Measure: Assessing and analyzing risk
Measure is where technical analysis happens. You develop and deploy methods for analyzing, testing, and monitoring AI risks. The framework accommodates both quantitative (numeric) and qualitative (high, medium, low) approaches. The IBM source warns that purely quantitative methods can create a "false sense of security" by implying unwarranted precision. A central element here is implementing thorough procedures for test, evaluation, verification, and validation—continuous monitoring integrated across the entire AI lifecycle.
Manage: From assessment to action
Manage is where assessment becomes response. After identifying and measuring risks, you prioritize them based on potential impact and alignment with your goals from the Map phase. Then you choose a response:
- Mitigate the risk (for instance, by "put[ting] in some kind of compensating control")
- Accept the risk if it falls within established tolerance
- Transfer the risk to another party
- Indemnify against the risk (for example, by "buy[ing] insurance")
This management cycle provides the repeatable process, but it needs specific context to be effective. That's where profiles come in.
Profiles: From framework to implementation
The four functions provide universal structure, but they're deliberately abstract. The RMF uses profiles to translate the general framework into a specific, actionable plan for a particular AI system or context. A profile isn't just customization—it's how you document specific implementation details and outcomes.

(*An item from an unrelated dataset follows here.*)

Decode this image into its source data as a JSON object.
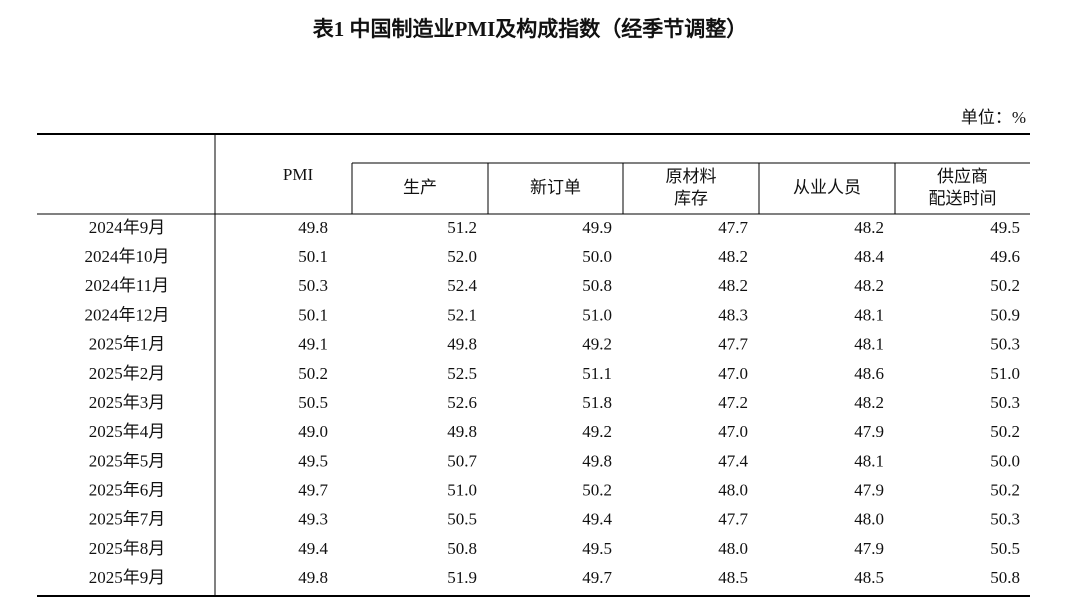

For legal and compliance purposes, the profile is where abstract governance principles become concrete, auditable evidence of due diligence for a specific system.
For product teams
Product managers and developers can use the NIST RMF as a blueprint for building safety and trustworthiness into the product lifecycle. The Map function's activities—defining goals, mapping who's involved, establishing risk tolerance—should be treated as foundational requirements-gathering tasks. This ensures that risk considerations influence system architecture from the start. The Measure function's emphasis on test, evaluation, verification, and validation provides clear direction: integrate continuous model testing and performance monitoring into your CI/CD pipeline. This approach turns abstract principles into concrete engineering requirements, creating the verifiable foundation that compliance teams need.

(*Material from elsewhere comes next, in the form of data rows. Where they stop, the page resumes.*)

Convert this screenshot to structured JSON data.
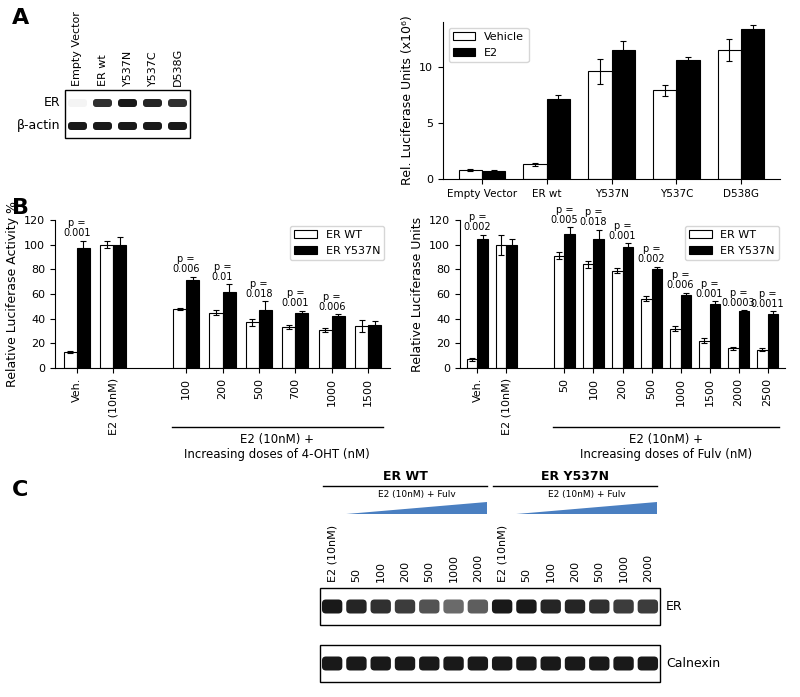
{
  "panel_labels": [
    "A",
    "B",
    "C"
  ],
  "blots": [
    {
      "lanes": [
        "Empty Vector",
        "ER wt",
        "Y537N",
        "Y537C",
        "D538G"
      ],
      "rows": [
        {
          "label": "ER",
          "intensity": [
            0.05,
            0.9,
            1.0,
            0.95,
            0.9
          ]
        },
        {
          "label": "β-actin",
          "intensity": [
            1.0,
            1.0,
            1.0,
            1.0,
            1.0
          ]
        }
      ]
    },
    {
      "groups": [
        {
          "label": "ER WT",
          "lanes": [
            "E2 (10nM)",
            "50",
            "100",
            "200",
            "500",
            "1000",
            "2000"
          ]
        },
        {
          "label": "ER Y537N",
          "lanes": [
            "E2 (10nM)",
            "50",
            "100",
            "200",
            "500",
            "1000",
            "2000"
          ]
        }
      ],
      "ramp_label": "E2 (10nM) + Fulv",
      "rows": [
        {
          "label": "ER",
          "intensity": [
            1.0,
            0.95,
            0.9,
            0.85,
            0.75,
            0.65,
            0.7,
            1.0,
            1.0,
            0.95,
            0.95,
            0.9,
            0.85,
            0.85
          ]
        },
        {
          "label": "Calnexin",
          "intensity": [
            1.0,
            1.0,
            1.0,
            1.0,
            1.0,
            1.0,
            1.0,
            1.0,
            1.0,
            1.0,
            1.0,
            1.0,
            1.0,
            1.0
          ]
        }
      ]
    }
  ],
  "chart_data": [
    {
      "type": "bar",
      "y_label": "Rel. Luciferase Units (x10⁶)",
      "categories": [
        "Empty Vector",
        "ER wt",
        "Y537N",
        "Y537C",
        "D538G"
      ],
      "series": [
        {
          "name": "Vehicle",
          "color": "#ffffff",
          "values": [
            0.8,
            1.3,
            9.6,
            7.9,
            11.5
          ],
          "errors": [
            0.1,
            0.1,
            1.1,
            0.5,
            1.0
          ]
        },
        {
          "name": "E2",
          "color": "#000000",
          "values": [
            0.7,
            7.1,
            11.5,
            10.6,
            13.4
          ],
          "errors": [
            0.1,
            0.4,
            0.8,
            0.3,
            0.3
          ]
        }
      ],
      "ylim": [
        0,
        14
      ],
      "yticks": [
        0,
        5,
        10
      ],
      "legend": "upper left"
    },
    {
      "type": "bar",
      "y_label": "Relative Luciferase Activity %",
      "categories": [
        "Veh.",
        "E2 (10nM)",
        "100",
        "200",
        "500",
        "700",
        "1000",
        "1500"
      ],
      "group_label": "E2 (10nM) +\nIncreasing doses of 4-OHT (nM)",
      "series": [
        {
          "name": "ER WT",
          "color": "#ffffff",
          "values": [
            13,
            100,
            48,
            45,
            37,
            33,
            31,
            34
          ],
          "errors": [
            1,
            3,
            1,
            2,
            3,
            1.5,
            1.5,
            5
          ]
        },
        {
          "name": "ER Y537N",
          "color": "#000000",
          "values": [
            97,
            100,
            71,
            62,
            47,
            45,
            42,
            35
          ],
          "errors": [
            6,
            6,
            3,
            6,
            7,
            1.5,
            1.5,
            3
          ]
        }
      ],
      "p_values": [
        "p =\n0.001",
        null,
        "p =\n0.006",
        "p =\n0.01",
        "p =\n0.018",
        "p =\n0.001",
        "p =\n0.006",
        null
      ],
      "ylim": [
        0,
        120
      ],
      "yticks": [
        0,
        20,
        40,
        60,
        80,
        100,
        120
      ],
      "legend": "upper right"
    },
    {
      "type": "bar",
      "y_label": "Relative Luciferase Units",
      "categories": [
        "Veh.",
        "E2 (10nM)",
        "50",
        "100",
        "200",
        "500",
        "1000",
        "1500",
        "2000",
        "2500"
      ],
      "group_label": "E2 (10nM) +\nIncreasing doses of Fulv (nM)",
      "series": [
        {
          "name": "ER WT",
          "color": "#ffffff",
          "values": [
            7,
            100,
            91,
            84,
            79,
            56,
            32,
            22,
            16,
            15
          ],
          "errors": [
            1,
            8,
            3,
            3,
            2,
            2,
            2,
            2,
            1,
            1
          ]
        },
        {
          "name": "ER Y537N",
          "color": "#000000",
          "values": [
            105,
            100,
            109,
            105,
            98,
            80,
            59,
            52,
            46,
            44
          ],
          "errors": [
            3,
            5,
            5,
            7,
            3,
            2,
            2,
            2,
            1,
            2
          ]
        }
      ],
      "p_values": [
        "p =\n0.002",
        null,
        "p =\n0.005",
        "p =\n0.018",
        "p =\n0.001",
        "p =\n0.002",
        "p =\n0.006",
        "p =\n0.001",
        "p =\n0.0003",
        "p =\n0.0011"
      ],
      "ylim": [
        0,
        120
      ],
      "yticks": [
        0,
        20,
        40,
        60,
        80,
        100,
        120
      ],
      "legend": "upper right"
    }
  ]
}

For legal and governance teams
Legal counsel and compliance officers can use the NIST RMF as structured methodology for managing enterprise liability as AI regulation evolves. The framework creates a defensible process for demonstrating due diligence and responsible stewardship of AI technologies. The Govern function anchors any compliance program, ensuring legal and regulatory obligations are identified and integrated into the AI lifecycle from the outset. The Manage function creates a defensible, risk-based decision-making process. By documenting how you prioritized risks and explaining each response (mitigation vs. acceptance), you build a clear, auditable trail showing informed and deliberate choices—valuable protection in a complex regulatory environment.
Making it work
The NIST AI RMF shifts AI risk management from abstract principles to structured, operational process. For organizations starting this work, begin with the Govern and Map functions to establish cultural alignment and contextual understanding. The framework helps you move beyond just using AI to managing it with appropriate discipline. When AI is ubiquitous, trust matters. The RMF provides a tool for building that trust through continuous improvement.